Re: log: louis and ren
"That's alright," he said, untroubled. He didn't make the mistake of assuming he and Ren were on seriously intimate terms. Ren, of course, didn't know many things about him, did he? More dangerous confessions could wait. He was content to simply enjoy his company for the evening, and hear any stories he was willing to tell.
He feigned consideration. "Maybe it was a bad comparison," he said, with a teasing grin. "You lead. I'll follow." He could have led himself, but he had just pinned himself as the damsel. "I want to see you prove your ballroom bonafides."
He held Ren at a chaste distance to start with, just the sort of waltz one might do on any ballroom floor. There was no music, but that was the nice thing about a good waltz - if you stuck with a steady one-two-three, it was easy to keep your toes clear of someone else's. He began to move around Ren, watching his feet at first to be sure he had the rhythm. "I don't think I've done this since I was eighteen," he said, looking up, a startle of slate-colored eyes.

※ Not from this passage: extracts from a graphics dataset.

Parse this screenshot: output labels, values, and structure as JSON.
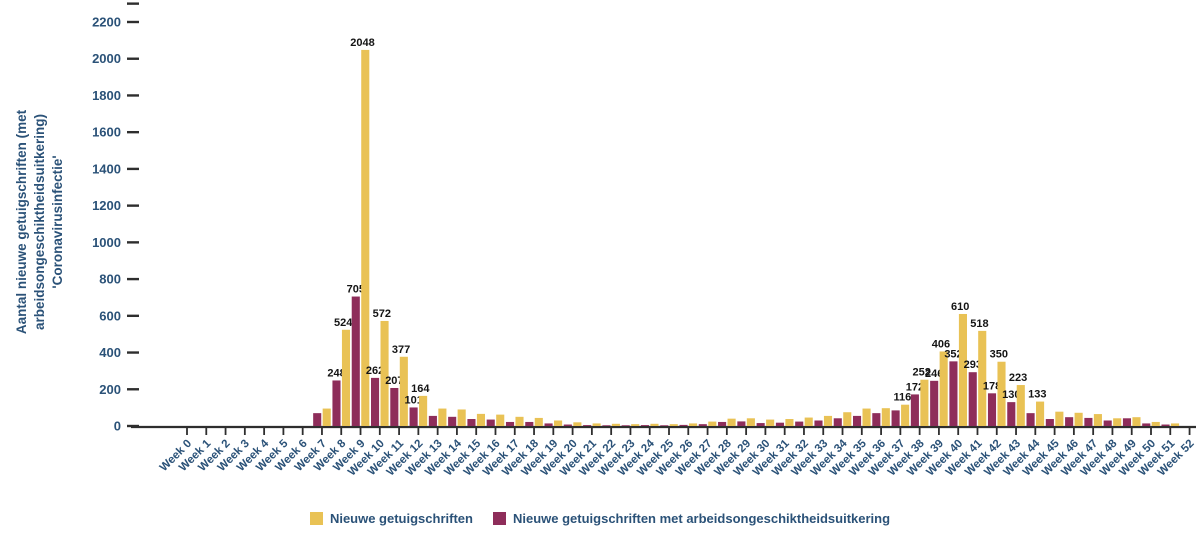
{
  "colors": {
    "series_yellow": "#e9c255",
    "series_maroon": "#8e2d5a",
    "axis_text": "#2b5278",
    "value_label": "#141414",
    "axis_line": "#2e2e2e",
    "background": "#ffffff"
  },
  "yaxis_title_lines": {
    "line1": "Aantal nieuwe getuigschriften (met",
    "line2": "arbeidsongeschiktheidsuitkering)",
    "line3": "'Coronavirusinfectie'"
  },
  "chart_data": {
    "type": "bar",
    "title": "",
    "xlabel": "",
    "ylabel": "Aantal nieuwe getuigschriften (met arbeidsongeschiktheidsuitkering) 'Coronavirusinfectie'",
    "ylim": [
      0,
      2200
    ],
    "ytick_step": 200,
    "grid": false,
    "legend_position": "bottom",
    "value_label_threshold": 100,
    "categories": [
      "Week 0",
      "Week 1",
      "Week 2",
      "Week 3",
      "Week 4",
      "Week 5",
      "Week 6",
      "Week 7",
      "Week 8",
      "Week 9",
      "Week 10",
      "Week 11",
      "Week 12",
      "Week 13",
      "Week 14",
      "Week 15",
      "Week 16",
      "Week 17",
      "Week 18",
      "Week 19",
      "Week 20",
      "Week 21",
      "Week 22",
      "Week 23",
      "Week 24",
      "Week 25",
      "Week 26",
      "Week 27",
      "Week 28",
      "Week 29",
      "Week 30",
      "Week 31",
      "Week 32",
      "Week 33",
      "Week 34",
      "Week 35",
      "Week 36",
      "Week 37",
      "Week 38",
      "Week 39",
      "Week 40",
      "Week 41",
      "Week 42",
      "Week 43",
      "Week 44",
      "Week 45",
      "Week 46",
      "Week 47",
      "Week 48",
      "Week 49",
      "Week 50",
      "Week 51",
      "Week 52"
    ],
    "series": [
      {
        "name": "Nieuwe getuigschriften",
        "color": "#e9c255",
        "values": [
          0,
          0,
          0,
          0,
          0,
          0,
          0,
          95,
          524,
          2048,
          572,
          377,
          164,
          95,
          90,
          66,
          62,
          50,
          44,
          30,
          20,
          14,
          12,
          10,
          12,
          10,
          14,
          24,
          40,
          42,
          35,
          38,
          46,
          55,
          75,
          95,
          97,
          116,
          252,
          406,
          610,
          518,
          350,
          223,
          133,
          78,
          72,
          65,
          42,
          48,
          22,
          14,
          0
        ]
      },
      {
        "name": "Nieuwe getuigschriften met arbeidsongeschiktheidsuitkering",
        "color": "#8e2d5a",
        "values": [
          0,
          0,
          0,
          0,
          0,
          0,
          0,
          70,
          248,
          705,
          262,
          207,
          101,
          55,
          50,
          38,
          35,
          22,
          22,
          14,
          8,
          5,
          4,
          4,
          5,
          4,
          6,
          10,
          22,
          25,
          16,
          18,
          24,
          30,
          42,
          55,
          70,
          85,
          172,
          246,
          352,
          293,
          178,
          130,
          70,
          38,
          48,
          44,
          30,
          42,
          14,
          8,
          0
        ]
      }
    ],
    "labeled_values_yellow": [
      524,
      2048,
      572,
      377,
      164,
      116,
      252,
      406,
      610,
      518,
      350,
      223,
      133
    ],
    "labeled_values_maroon": [
      248,
      705,
      262,
      207,
      101,
      172,
      246,
      352,
      293,
      178,
      130
    ]
  }
}
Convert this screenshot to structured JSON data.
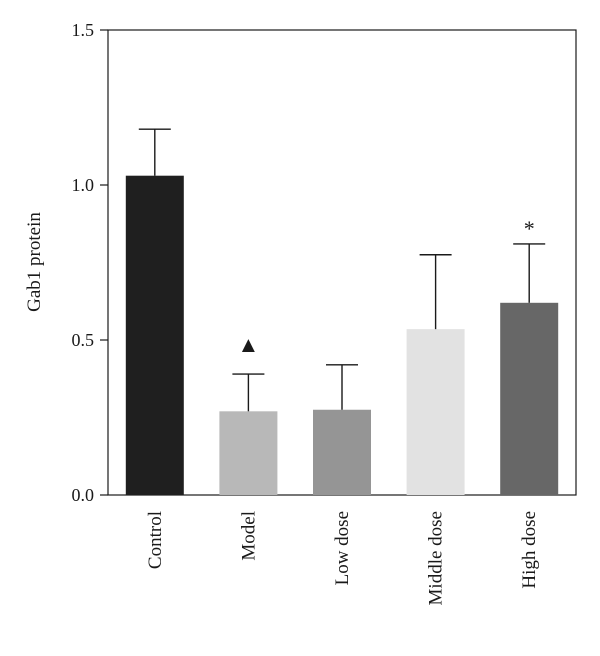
{
  "chart_data": {
    "type": "bar",
    "categories": [
      "Control",
      "Model",
      "Low dose",
      "Middle dose",
      "High dose"
    ],
    "values": [
      1.03,
      0.27,
      0.275,
      0.535,
      0.62
    ],
    "error_upper": [
      1.18,
      0.39,
      0.42,
      0.775,
      0.81
    ],
    "bar_colors": [
      "#1f1f1f",
      "#b8b8b8",
      "#959595",
      "#e2e2e2",
      "#676767"
    ],
    "annotations": [
      "",
      "▲",
      "",
      "",
      "*"
    ],
    "ylabel": "Gab1 protein",
    "xlabel": "",
    "ylim": [
      0,
      1.5
    ],
    "yticks": [
      "0.0",
      "0.5",
      "1.0",
      "1.5"
    ],
    "grid": false,
    "frame": "box"
  }
}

He hadn't thought about that memory in a very long time. "It was the last time my parents bothered to try setting me up for an illustrious future on the marriage market. I waltzed with a girl." Louis might be a bit gangly, and clumsy with hand-eye coordination, but he had never been ashamed of his dancing. He might even be called graceful, a natural. He could hardly make it from the kitchen table to the sink without spilling his cup of tea, but he could wind his way around a beat.

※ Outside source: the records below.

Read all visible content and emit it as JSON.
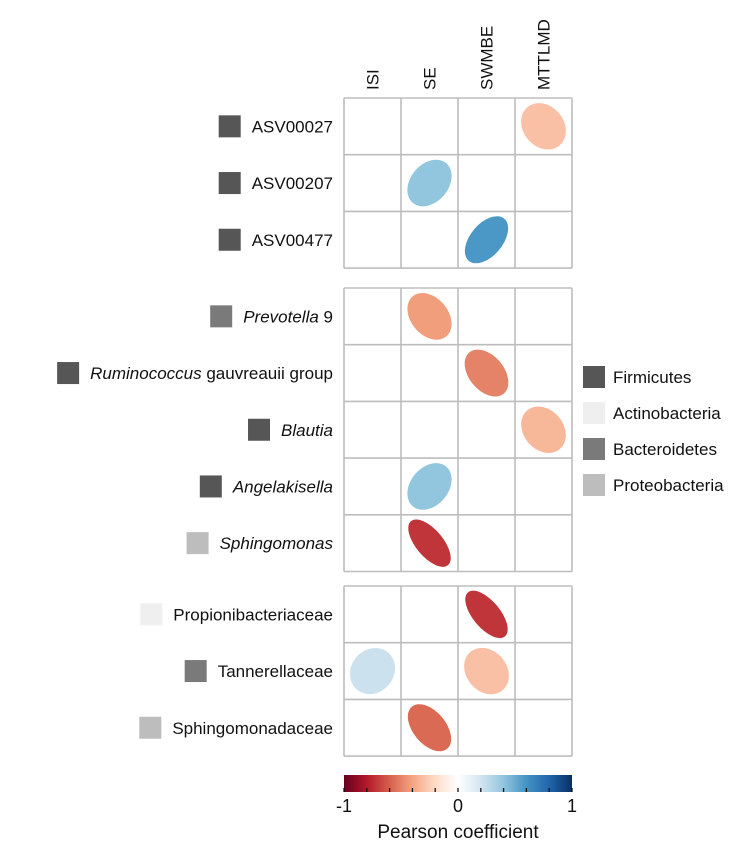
{
  "chart_data": {
    "type": "heatmap",
    "style": "correlation ellipses",
    "columns": [
      "ISI",
      "SE",
      "SWMBE",
      "MTTLMD"
    ],
    "groups": [
      {
        "rows": [
          {
            "label": [
              {
                "text": "ASV00027",
                "italic": false
              }
            ],
            "phylum": "Firmicutes",
            "values": [
              null,
              null,
              null,
              -0.3
            ]
          },
          {
            "label": [
              {
                "text": "ASV00207",
                "italic": false
              }
            ],
            "phylum": "Firmicutes",
            "values": [
              null,
              0.4,
              null,
              null
            ]
          },
          {
            "label": [
              {
                "text": "ASV00477",
                "italic": false
              }
            ],
            "phylum": "Firmicutes",
            "values": [
              null,
              null,
              0.58,
              null
            ]
          }
        ]
      },
      {
        "rows": [
          {
            "label": [
              {
                "text": "Prevotella",
                "italic": true
              },
              {
                "text": " 9",
                "italic": false
              }
            ],
            "phylum": "Bacteroidetes",
            "values": [
              null,
              -0.42,
              null,
              null
            ]
          },
          {
            "label": [
              {
                "text": "Ruminococcus",
                "italic": true
              },
              {
                "text": " gauvreauii group",
                "italic": false
              }
            ],
            "phylum": "Firmicutes",
            "values": [
              null,
              null,
              -0.5,
              null
            ]
          },
          {
            "label": [
              {
                "text": "Blautia",
                "italic": true
              }
            ],
            "phylum": "Firmicutes",
            "values": [
              null,
              null,
              null,
              -0.33
            ]
          },
          {
            "label": [
              {
                "text": "Angelakisella",
                "italic": true
              }
            ],
            "phylum": "Firmicutes",
            "values": [
              null,
              0.4,
              null,
              null
            ]
          },
          {
            "label": [
              {
                "text": "Sphingomonas",
                "italic": true
              }
            ],
            "phylum": "Proteobacteria",
            "values": [
              null,
              -0.72,
              null,
              null
            ]
          }
        ]
      },
      {
        "rows": [
          {
            "label": [
              {
                "text": "Propionibacteriaceae",
                "italic": false
              }
            ],
            "phylum": "Actinobacteria",
            "values": [
              null,
              null,
              -0.72,
              null
            ]
          },
          {
            "label": [
              {
                "text": "Tannerellaceae",
                "italic": false
              }
            ],
            "phylum": "Bacteroidetes",
            "values": [
              0.22,
              null,
              -0.3,
              null
            ]
          },
          {
            "label": [
              {
                "text": "Sphingomonadaceae",
                "italic": false
              }
            ],
            "phylum": "Proteobacteria",
            "values": [
              null,
              -0.57,
              null,
              null
            ]
          }
        ]
      }
    ],
    "legend": {
      "placement": "right",
      "items": [
        {
          "name": "Firmicutes",
          "color": "#565656"
        },
        {
          "name": "Actinobacteria",
          "color": "#efefef"
        },
        {
          "name": "Bacteroidetes",
          "color": "#7a7a7a"
        },
        {
          "name": "Proteobacteria",
          "color": "#bdbdbd"
        }
      ]
    },
    "colorbar": {
      "title": "Pearson coefficient",
      "range": [
        -1,
        1
      ],
      "tick_labels": [
        "-1",
        "0",
        "1"
      ],
      "colormap": "RdBu",
      "stops": [
        "#67001F",
        "#B2182B",
        "#D6604D",
        "#F4A582",
        "#FDDBC7",
        "#FFFFFF",
        "#D1E5F0",
        "#92C5DE",
        "#4393C3",
        "#2166AC",
        "#053061"
      ]
    }
  }
}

"Do you like women?" he asked. It might be an intimate question, but was there ever a right time to ask? He didn't assume anyone who might date men did so exclusively, despite the fact that most of the men he'd dated had been gay. It was more curiosity than anything else. Louis lacked the easy self-confidence to assume he would hold someone's interest, and it hardly mattered if the competition was only men.